Internally the DeployProcess operation does not have any side effect and also, in the current implementation, it does not check for the effective existence of the referenced docker container.

For the dockerized application deployment profile the effective execution maps all the input arguments as environment variables accessible by the docker container using the naming convention outlined in the standard.

In the case of ComplexData inputs the data is staged locally (for most mime-types), with its effective location mapped as an environment variable, following the same conventions as the input arguments. Data staging is further discussed in the Stage In data - Raw data vs STAC section.

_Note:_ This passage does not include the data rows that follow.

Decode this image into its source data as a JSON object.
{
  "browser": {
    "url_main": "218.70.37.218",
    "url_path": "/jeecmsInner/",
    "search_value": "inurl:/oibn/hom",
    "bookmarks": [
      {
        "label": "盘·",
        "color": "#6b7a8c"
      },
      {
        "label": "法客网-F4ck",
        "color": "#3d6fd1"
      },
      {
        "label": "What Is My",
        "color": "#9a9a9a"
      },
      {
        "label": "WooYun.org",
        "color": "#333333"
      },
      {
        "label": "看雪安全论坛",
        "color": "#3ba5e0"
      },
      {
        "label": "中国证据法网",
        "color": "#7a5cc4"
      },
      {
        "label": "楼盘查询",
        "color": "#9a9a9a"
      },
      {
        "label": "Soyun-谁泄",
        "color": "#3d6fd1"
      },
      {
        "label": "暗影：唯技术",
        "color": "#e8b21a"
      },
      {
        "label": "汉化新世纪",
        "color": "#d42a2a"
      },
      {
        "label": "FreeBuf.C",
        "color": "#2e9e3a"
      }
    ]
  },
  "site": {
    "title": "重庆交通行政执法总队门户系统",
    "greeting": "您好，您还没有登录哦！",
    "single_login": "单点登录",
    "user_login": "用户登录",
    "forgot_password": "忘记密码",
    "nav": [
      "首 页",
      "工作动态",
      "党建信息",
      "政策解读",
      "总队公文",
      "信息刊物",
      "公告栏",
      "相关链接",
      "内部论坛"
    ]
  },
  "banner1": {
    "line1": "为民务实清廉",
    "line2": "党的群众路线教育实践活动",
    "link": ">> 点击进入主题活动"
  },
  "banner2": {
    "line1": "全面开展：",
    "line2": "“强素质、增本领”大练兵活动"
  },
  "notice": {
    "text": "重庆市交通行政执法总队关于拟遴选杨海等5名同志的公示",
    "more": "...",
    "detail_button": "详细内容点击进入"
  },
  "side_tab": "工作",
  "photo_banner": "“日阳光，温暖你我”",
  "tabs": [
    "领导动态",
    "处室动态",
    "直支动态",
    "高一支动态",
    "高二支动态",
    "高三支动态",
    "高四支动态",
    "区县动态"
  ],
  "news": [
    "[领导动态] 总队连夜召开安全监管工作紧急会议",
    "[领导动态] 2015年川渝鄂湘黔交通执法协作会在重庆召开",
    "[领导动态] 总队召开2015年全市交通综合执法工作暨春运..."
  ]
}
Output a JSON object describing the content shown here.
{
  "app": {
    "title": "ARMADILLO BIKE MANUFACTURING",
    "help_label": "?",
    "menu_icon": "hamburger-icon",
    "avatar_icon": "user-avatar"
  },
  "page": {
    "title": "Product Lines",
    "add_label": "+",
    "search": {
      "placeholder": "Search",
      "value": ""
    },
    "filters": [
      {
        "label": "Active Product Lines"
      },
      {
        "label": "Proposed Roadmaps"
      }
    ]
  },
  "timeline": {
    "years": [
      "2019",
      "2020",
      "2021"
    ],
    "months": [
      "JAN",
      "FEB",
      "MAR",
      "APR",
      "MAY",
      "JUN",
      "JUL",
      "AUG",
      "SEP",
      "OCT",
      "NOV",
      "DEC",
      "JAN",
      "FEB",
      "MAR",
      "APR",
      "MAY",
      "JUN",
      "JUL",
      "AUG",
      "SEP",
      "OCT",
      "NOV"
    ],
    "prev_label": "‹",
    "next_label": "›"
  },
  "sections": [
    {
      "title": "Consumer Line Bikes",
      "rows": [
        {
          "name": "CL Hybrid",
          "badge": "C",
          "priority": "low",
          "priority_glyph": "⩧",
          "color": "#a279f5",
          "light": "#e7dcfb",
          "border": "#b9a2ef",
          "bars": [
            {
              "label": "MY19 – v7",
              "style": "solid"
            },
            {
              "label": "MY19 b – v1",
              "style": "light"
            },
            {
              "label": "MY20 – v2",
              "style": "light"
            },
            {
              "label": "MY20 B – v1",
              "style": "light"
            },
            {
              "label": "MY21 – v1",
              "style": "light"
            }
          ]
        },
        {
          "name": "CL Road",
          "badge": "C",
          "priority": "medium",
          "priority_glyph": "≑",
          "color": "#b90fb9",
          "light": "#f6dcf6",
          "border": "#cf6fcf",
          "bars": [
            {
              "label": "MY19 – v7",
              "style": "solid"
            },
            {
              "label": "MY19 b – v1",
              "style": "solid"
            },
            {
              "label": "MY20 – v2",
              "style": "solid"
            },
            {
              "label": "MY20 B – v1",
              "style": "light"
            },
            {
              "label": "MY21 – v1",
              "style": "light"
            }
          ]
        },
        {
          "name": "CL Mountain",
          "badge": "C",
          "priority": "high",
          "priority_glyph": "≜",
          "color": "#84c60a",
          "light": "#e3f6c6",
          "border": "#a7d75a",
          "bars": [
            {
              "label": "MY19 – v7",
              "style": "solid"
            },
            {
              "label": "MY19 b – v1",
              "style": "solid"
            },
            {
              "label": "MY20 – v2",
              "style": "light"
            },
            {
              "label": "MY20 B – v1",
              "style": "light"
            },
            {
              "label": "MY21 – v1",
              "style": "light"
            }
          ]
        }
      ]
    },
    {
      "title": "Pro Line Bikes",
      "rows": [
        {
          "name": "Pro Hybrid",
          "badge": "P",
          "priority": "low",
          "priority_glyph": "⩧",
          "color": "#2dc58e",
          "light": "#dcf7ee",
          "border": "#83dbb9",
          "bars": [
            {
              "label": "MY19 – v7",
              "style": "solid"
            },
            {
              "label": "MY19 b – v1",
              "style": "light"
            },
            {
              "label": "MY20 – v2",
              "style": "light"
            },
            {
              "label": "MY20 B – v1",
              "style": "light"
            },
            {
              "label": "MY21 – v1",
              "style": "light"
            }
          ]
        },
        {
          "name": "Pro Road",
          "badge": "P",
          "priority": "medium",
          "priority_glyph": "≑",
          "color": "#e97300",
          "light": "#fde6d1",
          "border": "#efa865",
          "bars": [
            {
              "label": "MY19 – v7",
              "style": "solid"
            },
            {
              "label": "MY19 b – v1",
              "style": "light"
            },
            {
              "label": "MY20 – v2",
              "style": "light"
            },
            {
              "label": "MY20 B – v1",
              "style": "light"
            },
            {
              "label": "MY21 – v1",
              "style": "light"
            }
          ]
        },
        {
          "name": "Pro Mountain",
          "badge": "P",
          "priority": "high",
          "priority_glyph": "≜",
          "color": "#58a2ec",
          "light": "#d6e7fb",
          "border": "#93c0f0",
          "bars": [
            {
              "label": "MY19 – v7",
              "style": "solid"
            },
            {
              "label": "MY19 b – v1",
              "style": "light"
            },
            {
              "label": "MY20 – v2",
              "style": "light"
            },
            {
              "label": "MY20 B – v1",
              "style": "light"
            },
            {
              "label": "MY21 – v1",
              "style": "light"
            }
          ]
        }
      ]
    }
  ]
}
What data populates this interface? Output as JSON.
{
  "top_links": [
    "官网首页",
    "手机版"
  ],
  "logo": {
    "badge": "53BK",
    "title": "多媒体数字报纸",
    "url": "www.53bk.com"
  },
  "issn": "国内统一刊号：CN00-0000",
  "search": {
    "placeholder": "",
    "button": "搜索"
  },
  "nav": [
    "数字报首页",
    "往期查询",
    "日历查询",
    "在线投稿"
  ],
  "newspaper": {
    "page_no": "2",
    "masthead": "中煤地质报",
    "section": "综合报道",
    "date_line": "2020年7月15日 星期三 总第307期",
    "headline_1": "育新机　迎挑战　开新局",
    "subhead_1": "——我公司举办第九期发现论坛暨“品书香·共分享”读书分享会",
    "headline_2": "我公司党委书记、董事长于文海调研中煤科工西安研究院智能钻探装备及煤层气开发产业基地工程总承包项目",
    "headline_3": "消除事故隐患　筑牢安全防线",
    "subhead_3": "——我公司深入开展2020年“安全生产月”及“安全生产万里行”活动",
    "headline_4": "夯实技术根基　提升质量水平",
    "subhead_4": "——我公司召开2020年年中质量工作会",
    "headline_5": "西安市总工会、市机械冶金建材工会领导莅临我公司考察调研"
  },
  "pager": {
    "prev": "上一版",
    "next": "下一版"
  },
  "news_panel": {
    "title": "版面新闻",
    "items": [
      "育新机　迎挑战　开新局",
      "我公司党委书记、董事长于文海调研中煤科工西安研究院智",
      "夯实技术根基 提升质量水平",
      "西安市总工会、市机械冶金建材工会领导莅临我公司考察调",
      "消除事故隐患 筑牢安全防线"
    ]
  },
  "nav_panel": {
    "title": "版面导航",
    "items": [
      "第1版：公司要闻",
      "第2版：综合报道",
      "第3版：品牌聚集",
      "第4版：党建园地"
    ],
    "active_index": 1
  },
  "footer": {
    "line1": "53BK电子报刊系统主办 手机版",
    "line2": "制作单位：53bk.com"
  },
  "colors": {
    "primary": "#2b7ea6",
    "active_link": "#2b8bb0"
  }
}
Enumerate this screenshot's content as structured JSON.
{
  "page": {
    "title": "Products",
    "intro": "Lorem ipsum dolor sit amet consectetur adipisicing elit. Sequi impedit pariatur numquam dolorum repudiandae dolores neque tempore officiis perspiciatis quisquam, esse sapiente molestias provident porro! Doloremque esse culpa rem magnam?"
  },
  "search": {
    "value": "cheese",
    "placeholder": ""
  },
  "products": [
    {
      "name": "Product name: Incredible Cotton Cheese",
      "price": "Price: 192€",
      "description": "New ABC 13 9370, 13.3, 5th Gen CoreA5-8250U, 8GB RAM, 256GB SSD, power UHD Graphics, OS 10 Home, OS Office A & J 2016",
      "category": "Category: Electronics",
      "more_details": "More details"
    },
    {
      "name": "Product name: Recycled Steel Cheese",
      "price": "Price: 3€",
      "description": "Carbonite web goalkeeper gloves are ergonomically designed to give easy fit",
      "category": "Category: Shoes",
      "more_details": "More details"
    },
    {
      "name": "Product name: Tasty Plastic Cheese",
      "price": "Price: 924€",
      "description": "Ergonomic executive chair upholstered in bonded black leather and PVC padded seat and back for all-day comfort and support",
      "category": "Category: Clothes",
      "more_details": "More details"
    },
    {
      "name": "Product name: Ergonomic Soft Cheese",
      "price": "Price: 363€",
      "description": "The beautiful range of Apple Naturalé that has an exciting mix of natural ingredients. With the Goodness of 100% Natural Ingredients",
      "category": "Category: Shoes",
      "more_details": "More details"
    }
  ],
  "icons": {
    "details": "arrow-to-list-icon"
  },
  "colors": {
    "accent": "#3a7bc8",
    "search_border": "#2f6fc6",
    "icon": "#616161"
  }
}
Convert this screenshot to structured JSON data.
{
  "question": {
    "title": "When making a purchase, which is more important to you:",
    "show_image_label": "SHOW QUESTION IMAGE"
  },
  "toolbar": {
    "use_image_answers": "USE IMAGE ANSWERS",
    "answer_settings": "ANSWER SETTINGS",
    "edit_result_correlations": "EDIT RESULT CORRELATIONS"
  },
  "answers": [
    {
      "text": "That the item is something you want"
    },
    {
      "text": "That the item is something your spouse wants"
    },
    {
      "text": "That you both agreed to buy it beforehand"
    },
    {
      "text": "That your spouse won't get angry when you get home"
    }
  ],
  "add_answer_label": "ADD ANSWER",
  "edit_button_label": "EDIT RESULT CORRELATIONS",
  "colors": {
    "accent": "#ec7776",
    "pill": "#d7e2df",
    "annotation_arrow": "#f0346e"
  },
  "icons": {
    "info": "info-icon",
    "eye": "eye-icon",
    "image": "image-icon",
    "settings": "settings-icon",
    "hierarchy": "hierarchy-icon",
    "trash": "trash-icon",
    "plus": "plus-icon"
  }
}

Dockerized applications can also be deployed using the REST binding of eWPS using a JSON based application package description, as for example in eox_jupyter.json.

eox_jupyter.json
{
    "processDescription": {
        "ProcessOffering": {
            "process": {
                "id": "executeNotebook",
                "title": "execute-notebook",
                "description": "Headless execution of Jupyter notebook",
                "metadata": [
                    {
                        "href": "null"
                    }
                ],
                "version": "1.0.0",
                "jobControlOptions": [
                    "async-execute",
                    "dismiss"
                ],
                "outputTransmission": [
                    "reference"
                ],
                "inputs": [
                    {
                        "id": "Notebook",
                        "title": "Jupyter notebook to execute (path relative to HOME folder)",
                        "description": "Notebook",
                        "minOccurs": 1,
                        "maxOccurs": 1,
                        "input": {
                            "formats": [
                                {
                                    "mimeType": "text/plain",
                                    "encoding": "raw",
                                    "default": "true"
                                }
                            ]
                        }
                    },
                    {
                        "id": "Parameters",
                        "title": "Parameters represented as base64 encoded yaml dictionary (e.g. ZGF5czogMTQK)",
                        "description": "Parameters",
                        "minOccurs": 1,
                        "maxOccurs": "unbounded",
                        "input": {
                            "formats": [
                                {
                                    "mimeType": "text/plain",
                                    "encoding": "base64",
                                    "default": "true"
                                }
                            ]
                        }
                    }
                ],
                "outputs": [
                    {
                        "id": "Result",
                        "title": "Jupyter notebook after execution",
                        "description": "Result",
                        "output": {
                            "formats": [
                                {
                                    "mimeType": "text/plain",
                                    "encoding": "raw",
                                    "default": "true"
                                }
                            ]
                        }
                    }
                ]
            }
        }
    },
    "immediateDeployment": false,
    "deploymentProfileName": "http://www.opengis.net/profiles/eoc/dockerizedApplication",
    "executionUnit": [{
        "Unit": "eurodatacube/jupyter-user-g:0.18.4"
    }]
}

6.2.2. Workflow Applications

Currently the exploitation platform supports the definition and execution of the following types of CWL based workflows:

  • CommandLineApplication: This type of CWL applications are aimed to wrap simple command line applications. Usually this results in a single docker container execution.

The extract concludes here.